Thursday, 14 December 2023 – 10:04 WIB
Jakarta – In an effort to increase the computing power of artificial intelligence (AI), researchers have combined existing machine learning with sophisticated 3D models of human mini-brains made from various types of laboratory-grown brain tissue.
Reported LIVE Techno from Live ScienceThursday, December 14, 2023, These miniature models of the brain, known as brain organoids or “minibrains”, have existed in various forms since 2013. However, they have never been exploited as a way to improve AI.
Artificial intelligence (AI).
The new research uses more traditional computing hardware to feed electrical data into the organoid and then decomposes the activity of the organoid to produce output, so that the organoid serves only as a “middle layer” of the computational process.
While this method is far from mimicking the actual structure of the brain or how it works, it could be a first step towards creating biocomputers, which would borrow tricks from biology to make them more powerful and energy efficient than traditional computers.
It may also provide more insight into how the human brain operates and how the human brain is affected by neurodegenerative conditions, such as Alzheimer’s and Parkinson’s disease.

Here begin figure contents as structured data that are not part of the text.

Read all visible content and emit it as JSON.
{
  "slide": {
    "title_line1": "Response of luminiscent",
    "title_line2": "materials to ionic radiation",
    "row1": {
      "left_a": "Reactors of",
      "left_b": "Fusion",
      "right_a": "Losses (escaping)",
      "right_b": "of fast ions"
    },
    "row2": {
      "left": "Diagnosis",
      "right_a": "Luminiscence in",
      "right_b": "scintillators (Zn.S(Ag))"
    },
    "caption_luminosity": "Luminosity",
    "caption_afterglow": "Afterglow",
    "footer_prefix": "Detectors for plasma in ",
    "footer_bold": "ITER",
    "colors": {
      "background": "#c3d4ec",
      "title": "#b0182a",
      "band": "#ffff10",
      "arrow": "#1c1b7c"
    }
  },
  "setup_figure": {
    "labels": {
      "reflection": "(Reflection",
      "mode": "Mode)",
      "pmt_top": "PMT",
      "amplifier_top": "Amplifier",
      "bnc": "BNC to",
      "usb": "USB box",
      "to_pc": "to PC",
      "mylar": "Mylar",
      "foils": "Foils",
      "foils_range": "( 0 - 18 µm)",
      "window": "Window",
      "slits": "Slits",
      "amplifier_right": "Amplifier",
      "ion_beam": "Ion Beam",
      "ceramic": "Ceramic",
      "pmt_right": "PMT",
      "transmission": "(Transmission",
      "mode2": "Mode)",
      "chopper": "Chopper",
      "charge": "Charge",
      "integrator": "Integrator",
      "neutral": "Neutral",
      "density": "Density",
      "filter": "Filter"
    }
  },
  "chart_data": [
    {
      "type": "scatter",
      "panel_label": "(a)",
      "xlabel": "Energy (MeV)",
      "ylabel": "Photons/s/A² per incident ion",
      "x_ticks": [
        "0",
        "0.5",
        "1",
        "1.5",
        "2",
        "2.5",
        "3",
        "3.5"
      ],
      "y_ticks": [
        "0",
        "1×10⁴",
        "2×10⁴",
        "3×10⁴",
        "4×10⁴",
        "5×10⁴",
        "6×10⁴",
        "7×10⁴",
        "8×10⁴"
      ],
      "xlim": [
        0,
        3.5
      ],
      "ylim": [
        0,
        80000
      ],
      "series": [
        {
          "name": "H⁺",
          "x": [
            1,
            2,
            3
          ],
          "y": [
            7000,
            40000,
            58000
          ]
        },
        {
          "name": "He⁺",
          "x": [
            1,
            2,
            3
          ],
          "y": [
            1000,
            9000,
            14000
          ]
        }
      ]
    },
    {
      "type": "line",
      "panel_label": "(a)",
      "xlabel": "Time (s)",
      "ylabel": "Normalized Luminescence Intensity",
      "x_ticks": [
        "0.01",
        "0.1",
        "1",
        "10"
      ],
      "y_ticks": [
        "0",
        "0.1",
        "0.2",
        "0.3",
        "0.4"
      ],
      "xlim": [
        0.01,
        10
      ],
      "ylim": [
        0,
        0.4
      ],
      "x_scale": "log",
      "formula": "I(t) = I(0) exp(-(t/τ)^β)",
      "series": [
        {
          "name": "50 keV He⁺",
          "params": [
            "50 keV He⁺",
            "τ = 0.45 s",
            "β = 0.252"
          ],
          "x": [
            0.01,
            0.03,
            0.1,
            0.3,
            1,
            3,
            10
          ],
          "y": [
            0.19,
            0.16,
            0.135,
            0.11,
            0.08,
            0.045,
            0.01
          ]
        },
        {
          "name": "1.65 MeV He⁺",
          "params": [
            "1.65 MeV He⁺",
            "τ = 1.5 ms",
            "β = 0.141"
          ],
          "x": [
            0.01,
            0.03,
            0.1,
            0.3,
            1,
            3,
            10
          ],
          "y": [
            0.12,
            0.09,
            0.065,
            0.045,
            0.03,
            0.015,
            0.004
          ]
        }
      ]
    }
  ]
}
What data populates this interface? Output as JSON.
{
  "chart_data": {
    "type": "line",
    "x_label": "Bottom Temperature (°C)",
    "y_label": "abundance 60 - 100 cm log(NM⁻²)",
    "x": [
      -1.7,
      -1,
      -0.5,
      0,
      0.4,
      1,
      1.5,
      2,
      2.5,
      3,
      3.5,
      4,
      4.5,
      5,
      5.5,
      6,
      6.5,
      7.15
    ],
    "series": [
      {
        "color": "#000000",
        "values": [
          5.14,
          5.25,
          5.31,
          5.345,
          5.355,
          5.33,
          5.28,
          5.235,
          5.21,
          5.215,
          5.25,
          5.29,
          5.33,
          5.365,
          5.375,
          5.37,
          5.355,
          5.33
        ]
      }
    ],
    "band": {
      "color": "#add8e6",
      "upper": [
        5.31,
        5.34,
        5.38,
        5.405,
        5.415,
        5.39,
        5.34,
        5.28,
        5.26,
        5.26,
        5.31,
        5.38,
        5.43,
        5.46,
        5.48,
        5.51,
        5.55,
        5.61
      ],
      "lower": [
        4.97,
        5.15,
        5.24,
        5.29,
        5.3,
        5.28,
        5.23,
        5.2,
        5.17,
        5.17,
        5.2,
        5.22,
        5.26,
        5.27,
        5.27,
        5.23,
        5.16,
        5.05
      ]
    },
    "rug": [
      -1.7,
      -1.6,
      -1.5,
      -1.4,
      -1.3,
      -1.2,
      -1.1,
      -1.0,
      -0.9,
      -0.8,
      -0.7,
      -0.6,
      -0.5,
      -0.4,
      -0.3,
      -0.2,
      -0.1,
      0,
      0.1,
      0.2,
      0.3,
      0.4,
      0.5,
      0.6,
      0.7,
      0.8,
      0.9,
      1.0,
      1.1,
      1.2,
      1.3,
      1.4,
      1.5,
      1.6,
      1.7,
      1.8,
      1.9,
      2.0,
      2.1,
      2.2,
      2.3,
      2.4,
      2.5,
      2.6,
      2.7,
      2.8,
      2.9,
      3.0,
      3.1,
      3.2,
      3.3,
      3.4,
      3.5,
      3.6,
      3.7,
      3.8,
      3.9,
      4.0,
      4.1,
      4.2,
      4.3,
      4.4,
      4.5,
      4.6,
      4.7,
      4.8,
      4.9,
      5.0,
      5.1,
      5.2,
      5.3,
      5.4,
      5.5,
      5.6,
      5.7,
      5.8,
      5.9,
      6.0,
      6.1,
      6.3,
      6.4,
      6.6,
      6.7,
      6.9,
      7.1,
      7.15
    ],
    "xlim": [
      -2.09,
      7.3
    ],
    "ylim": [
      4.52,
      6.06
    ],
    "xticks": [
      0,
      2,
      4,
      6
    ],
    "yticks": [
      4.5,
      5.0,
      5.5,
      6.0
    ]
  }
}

For the new study, published in the journal Nature Electronics, the researchers used a technique called reservoir computing; in this context, organoids function as “reservoirs.” In such a system, the reservoir stores information and reacts to the information entered.
An algorithm learns to recognize changes triggered in the reservoir by different inputs and then translates these changes as outputs.
Using this framework, the researchers plugged brain organoids into this system by supplying them with electrical input delivered via electrodes.
“Essentially, we can encode information – such as images or audio information – into temporal-spatial patterns of electrical stimulation,” said study co-author Feng Guo, a professor of intelligent systems engineering at Indiana University Bloomington.
Artificial intelligence technology mimics the way the human brain works.
In other words, organoids respond differently depending on the timing and spatial distribution of electricity from the electrodes. The algorithm learns to interpret the organoid’s electrical response to those stimuli.
Although brain organoids are much simpler than actual brains – they are essentially a small ball of brain cells – they have the ability to adapt and change in response to stimuli.
The responses of different types of brain cells, cells at different stages of development, and brain-like structures in organoids provide a rough analogue to the way our brains change in response to electrical signals. These changes in the brain drive our ability to learn.
Using this unusual hardware, the researchers trained their hybrid algorithm to solve two types of tasks: one related to speech recognition and one related to mathematics.
In the first task, the computer demonstrated about 78 percent accuracy in recognizing Japanese vowel sounds from hundreds of audio samples. And it is quite accurate in solving math tasks, but slightly inferior to traditional types of machine learning.
First Time Brain Organoids Used
Artificial intelligence illustration.
This research marks the first time brain organoids have been used with AI, but previous studies have used this type of lab-grown neural tissue in a similar way.
For example, scientists have wired brain networks with a form of reinforcement learning, a type of machine learning that may have more in common with the way humans and other animals learn than reservoir computing.
Future research could try to combine brain organoids with reinforcement learning, said Lena Smirnova, an assistant professor of environmental health and engineering at Johns Hopkins University who co-authored a commentary on the new study.
One of the advantages of creating biocomputers is energy efficiency, as our brains use much less energy than today’s advanced computing systems. However, Smirnova said that it may be decades before technology like this can be used to create biocomputers that can be used in general.
Although organoids don’t yet come close to replicating a complete human brain, Smirnova hopes the technology will give scientists a better understanding of how the brain works, including in diseases like Alzheimer’s.
Replicating brain structure (with organoids) and function (with computing) could allow researchers to better understand how brain structure is related to learning and cognition, for example.
Like organoids in general, this computational system is expected to help replace drug testing on animals, Smirnova added, which raises ethical issues and doesn’t always produce useful results because animals are so different from humans.
Incorporating organoids derived from human brain tissue into drug testing could help close that gap.